Balancing Act: Luvvie Ajayi’s ‘Do-Better Manual’ Follow-Up: ‘I Don’t Think We’ve Done Better. At All.’

By Heidi Stevens
Chicago Tribune

WWR Article Summary (tl;dr) Author and speaker Luvvie Ajayi shares her thoughts on race, gender and pop-culture in her book “I’m Judging You: The Do-Better Manual.” Originally written in 2015, it is now being re-released in hardcover.

Chicago Tribune

Luvvie Ajayi captured the attention of Shonda Rhimes, Oprah Winfrey and millions of readers with her 2016 New York Times best-seller, “I’m Judging You: The Do-Better Manual.”

Now the book’s been rereleased in hardcover, and Ajayi, who wrapped up the recent “Together Live” tour with Glennon Doyle and Abby Wambach just in time to grab a 2017 outstanding leader award from YWCA Metropolitan Chicago, has thoughts.

“I don’t think we’ve done better since,” she told me recently. “At all.”

She finished writing her book, a collection of essays on race, gender, pop culture, rape culture, celebrity culture, and the fleeting nature of fame, in October 2015. Donald Trump was just one of a bunch of guys running for president. Harvey Weinstein was still co-chairman of The Weinstein Co. White supremacists were two years from brandishing tiki torches in Charlottesville, Va.

Our country wasn’t perfect, far from it. But we weren’t coming face-to-face with our shortcomings on the daily.

“I wanted this book to be timely, but I wish it wasn’t so relevant, because it means that we are failing on massive scales,” Ajayi writes in a postscript for the hardcover edition.

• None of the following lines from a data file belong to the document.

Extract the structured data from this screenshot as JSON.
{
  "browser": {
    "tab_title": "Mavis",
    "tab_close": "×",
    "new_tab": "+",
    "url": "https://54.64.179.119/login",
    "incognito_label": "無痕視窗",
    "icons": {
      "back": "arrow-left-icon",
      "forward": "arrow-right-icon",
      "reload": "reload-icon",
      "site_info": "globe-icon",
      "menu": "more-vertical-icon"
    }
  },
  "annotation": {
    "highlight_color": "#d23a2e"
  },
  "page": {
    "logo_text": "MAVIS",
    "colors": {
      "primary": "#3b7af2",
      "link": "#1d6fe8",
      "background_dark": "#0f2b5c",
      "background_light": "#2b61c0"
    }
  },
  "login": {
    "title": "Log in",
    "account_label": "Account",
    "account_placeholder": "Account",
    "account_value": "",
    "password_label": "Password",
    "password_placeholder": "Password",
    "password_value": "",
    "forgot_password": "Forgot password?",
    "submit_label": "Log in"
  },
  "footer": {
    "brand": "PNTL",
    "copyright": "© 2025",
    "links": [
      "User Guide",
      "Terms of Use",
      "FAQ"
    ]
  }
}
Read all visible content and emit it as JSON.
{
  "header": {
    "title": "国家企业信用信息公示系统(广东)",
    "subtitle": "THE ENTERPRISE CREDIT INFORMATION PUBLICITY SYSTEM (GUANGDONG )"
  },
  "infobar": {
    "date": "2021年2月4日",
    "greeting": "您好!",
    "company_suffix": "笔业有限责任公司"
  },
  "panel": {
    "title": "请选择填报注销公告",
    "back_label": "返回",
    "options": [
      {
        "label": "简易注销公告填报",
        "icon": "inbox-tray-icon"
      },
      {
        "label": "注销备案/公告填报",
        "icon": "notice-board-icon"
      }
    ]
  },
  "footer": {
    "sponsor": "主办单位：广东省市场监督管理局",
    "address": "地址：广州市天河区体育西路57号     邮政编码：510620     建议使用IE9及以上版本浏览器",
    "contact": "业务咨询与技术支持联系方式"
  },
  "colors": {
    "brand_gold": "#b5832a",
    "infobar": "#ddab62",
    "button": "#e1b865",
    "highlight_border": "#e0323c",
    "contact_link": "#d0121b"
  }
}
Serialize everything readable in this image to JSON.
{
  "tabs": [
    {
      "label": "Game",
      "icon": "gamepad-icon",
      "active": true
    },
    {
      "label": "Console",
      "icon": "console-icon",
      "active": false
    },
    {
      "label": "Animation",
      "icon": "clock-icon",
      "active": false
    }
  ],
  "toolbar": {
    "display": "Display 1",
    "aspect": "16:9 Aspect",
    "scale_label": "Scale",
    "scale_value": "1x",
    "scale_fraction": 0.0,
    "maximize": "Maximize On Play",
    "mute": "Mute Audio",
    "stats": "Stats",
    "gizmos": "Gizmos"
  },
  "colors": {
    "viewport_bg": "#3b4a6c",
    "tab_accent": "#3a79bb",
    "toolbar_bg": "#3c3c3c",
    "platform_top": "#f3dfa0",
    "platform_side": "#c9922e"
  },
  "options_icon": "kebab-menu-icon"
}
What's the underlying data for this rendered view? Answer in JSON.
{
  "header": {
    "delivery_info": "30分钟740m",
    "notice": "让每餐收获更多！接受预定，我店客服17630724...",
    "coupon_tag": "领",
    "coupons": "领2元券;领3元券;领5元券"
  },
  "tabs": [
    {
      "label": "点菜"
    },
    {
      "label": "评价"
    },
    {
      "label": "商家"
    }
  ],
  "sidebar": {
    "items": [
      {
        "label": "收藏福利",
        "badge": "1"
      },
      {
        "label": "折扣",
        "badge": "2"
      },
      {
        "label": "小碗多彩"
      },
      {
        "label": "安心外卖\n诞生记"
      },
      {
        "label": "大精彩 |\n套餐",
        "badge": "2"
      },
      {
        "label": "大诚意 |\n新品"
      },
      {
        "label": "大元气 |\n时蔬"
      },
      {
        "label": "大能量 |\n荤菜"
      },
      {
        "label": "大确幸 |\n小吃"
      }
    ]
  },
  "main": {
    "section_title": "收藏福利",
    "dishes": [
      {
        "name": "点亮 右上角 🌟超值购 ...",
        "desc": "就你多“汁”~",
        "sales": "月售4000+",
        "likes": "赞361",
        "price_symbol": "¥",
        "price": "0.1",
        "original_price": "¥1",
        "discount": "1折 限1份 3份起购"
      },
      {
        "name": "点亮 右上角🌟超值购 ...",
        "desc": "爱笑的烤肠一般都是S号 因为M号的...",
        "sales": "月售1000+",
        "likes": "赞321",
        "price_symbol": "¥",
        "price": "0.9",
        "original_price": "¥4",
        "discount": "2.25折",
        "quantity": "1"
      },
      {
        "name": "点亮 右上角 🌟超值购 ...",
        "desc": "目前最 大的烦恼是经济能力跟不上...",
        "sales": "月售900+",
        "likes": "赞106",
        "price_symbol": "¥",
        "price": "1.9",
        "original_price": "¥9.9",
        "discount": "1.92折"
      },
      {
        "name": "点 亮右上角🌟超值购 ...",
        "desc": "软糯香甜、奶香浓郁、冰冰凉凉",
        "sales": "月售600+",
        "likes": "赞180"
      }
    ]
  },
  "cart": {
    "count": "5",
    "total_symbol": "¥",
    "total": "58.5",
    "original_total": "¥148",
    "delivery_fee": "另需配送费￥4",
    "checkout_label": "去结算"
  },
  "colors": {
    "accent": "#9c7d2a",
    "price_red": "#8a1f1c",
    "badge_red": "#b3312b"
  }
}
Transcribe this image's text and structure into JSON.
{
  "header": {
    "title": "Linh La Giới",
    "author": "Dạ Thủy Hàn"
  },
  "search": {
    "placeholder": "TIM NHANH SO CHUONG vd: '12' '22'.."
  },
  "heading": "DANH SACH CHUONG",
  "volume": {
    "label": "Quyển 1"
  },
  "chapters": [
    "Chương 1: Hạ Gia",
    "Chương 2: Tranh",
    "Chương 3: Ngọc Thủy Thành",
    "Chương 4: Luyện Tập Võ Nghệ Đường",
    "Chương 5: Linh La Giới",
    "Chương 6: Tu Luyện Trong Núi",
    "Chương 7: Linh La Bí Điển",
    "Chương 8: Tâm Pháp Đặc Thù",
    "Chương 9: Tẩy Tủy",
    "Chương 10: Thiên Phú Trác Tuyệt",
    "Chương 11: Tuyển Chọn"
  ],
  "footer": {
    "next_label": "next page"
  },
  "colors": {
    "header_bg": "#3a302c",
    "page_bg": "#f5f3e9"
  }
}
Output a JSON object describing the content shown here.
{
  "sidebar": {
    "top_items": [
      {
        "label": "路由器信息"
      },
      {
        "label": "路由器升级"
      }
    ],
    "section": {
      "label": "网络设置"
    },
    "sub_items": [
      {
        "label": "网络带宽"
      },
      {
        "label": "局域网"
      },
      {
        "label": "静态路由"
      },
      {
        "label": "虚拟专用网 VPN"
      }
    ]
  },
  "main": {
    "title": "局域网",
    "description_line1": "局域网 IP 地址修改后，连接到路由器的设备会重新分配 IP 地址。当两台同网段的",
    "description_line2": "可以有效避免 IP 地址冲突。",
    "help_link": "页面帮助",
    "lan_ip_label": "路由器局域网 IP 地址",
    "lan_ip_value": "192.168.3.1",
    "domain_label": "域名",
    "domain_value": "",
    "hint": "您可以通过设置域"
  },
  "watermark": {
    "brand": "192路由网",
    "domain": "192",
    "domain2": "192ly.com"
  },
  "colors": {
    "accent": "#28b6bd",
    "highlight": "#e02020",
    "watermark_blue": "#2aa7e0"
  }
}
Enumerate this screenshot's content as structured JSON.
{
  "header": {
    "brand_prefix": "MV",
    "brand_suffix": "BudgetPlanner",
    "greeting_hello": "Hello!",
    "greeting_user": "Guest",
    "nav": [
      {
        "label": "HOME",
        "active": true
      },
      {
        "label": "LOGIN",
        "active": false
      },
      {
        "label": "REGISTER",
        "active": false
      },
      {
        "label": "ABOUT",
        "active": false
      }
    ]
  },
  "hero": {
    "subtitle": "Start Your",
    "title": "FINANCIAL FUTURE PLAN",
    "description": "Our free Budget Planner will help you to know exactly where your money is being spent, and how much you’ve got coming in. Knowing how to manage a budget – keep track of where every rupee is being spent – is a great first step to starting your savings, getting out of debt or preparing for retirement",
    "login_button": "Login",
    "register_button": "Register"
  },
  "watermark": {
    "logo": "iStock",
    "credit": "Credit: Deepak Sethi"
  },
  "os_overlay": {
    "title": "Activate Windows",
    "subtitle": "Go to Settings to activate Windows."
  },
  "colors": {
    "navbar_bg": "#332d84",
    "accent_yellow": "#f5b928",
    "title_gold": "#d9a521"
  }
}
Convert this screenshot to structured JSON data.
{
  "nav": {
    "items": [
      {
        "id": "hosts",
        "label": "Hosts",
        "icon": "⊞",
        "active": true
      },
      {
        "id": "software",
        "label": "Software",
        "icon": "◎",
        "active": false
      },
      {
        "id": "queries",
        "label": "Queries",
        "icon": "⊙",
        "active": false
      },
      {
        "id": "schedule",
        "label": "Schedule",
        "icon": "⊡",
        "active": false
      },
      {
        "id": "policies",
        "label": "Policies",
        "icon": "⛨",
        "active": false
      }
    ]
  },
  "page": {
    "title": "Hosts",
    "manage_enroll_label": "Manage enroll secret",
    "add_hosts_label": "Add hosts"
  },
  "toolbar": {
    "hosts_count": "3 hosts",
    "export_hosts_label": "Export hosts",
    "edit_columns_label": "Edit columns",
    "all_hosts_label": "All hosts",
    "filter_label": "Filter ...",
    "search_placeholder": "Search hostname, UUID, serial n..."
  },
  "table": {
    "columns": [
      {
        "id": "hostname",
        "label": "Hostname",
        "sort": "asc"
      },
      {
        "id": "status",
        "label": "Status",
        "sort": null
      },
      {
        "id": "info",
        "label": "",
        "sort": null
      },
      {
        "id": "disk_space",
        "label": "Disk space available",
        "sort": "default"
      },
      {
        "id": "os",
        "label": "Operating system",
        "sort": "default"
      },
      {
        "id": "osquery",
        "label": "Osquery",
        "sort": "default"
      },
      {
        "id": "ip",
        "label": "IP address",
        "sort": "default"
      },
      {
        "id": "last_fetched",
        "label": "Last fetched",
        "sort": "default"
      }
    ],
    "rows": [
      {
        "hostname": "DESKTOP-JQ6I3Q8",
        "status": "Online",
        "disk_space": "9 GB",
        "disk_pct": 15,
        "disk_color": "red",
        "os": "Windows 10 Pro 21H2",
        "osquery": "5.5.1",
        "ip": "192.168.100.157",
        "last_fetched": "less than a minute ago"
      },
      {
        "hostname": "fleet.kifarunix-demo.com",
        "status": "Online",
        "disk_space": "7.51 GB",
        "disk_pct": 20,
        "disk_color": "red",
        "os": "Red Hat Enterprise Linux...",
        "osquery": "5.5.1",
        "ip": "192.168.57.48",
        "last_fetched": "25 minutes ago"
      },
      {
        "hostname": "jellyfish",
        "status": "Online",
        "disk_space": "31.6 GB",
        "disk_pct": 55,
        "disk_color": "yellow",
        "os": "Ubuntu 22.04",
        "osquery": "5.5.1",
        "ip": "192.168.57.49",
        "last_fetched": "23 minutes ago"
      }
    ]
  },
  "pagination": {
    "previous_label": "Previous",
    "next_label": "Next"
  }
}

“I could write a whole other book called “I’m Judging You, America!” I still might. Who knows? But this dumpster fire we find ourselves in feels wholly unnecessary. It feels like it could have been avoided. But maybe not. Maybe it is necessary. This feels like a reckoning.”

Ajayi is not one of the many social commentators sputtering in daily disbelief at this nation’s state of affairs.

She’s been pointing out room for our improvement, on her Awesomely Luvvie blog, at the talks she gives across the country, through her philanthropic work, for far too long to be caught off guard.

“It’s really interesting how shocked people are at what’s happening right now because they thought we were past all of it,” she told me. “A lot of people had constructed what the world looks like in their minds and didn’t believe people who told them it doesn’t look the way they said it looked. We’ve kind of been telling you all along, but now it’s out in the open for you to see.”

The flood of sexual assault and harassment allegations. The uptick in hate crimes. The moves to curtail transgender rights.

At the same time, she’s encouraged by the growing awareness.

“This moment of reckoning has the potential to change things,” she said. “We can’t just let this die in a month and have Harvey Weinstein back producing movies and Kevin Spacey back on ‘House of Cards.’ The fact that Mel Gibson is being cast in family-friendly movies shows how even when we have these really loud moments, we have short memories.”

Ajayi will participate in the Teen Vogue Summit in Los Angeles, where she’ll encourage young people to keep the momentum going.

“I want them to keep carrying the torch of speaking up in ways that our generation was sort of scared out of and the generations above us were definitely scared out of,” she said. “I want them to look at the world and know they have more control than they might realize.”

Control, she said, they shouldn’t be afraid to seize.

“I want them to look at the world and know, ‘No one has the right to hurt me, and I’m not obligated to stay silent,'” she said. “This moment in history can only continue if we embolden the next generation not to keep quiet about people who try to hurt them.”

I attended the YWCA luncheon where Ajayi received that leadership award recently.

“In a world that wants women to whisper,” she told the crowd, “I choose to yell.”

The place erupted in applause. I hope we can find the courage to follow that up with action.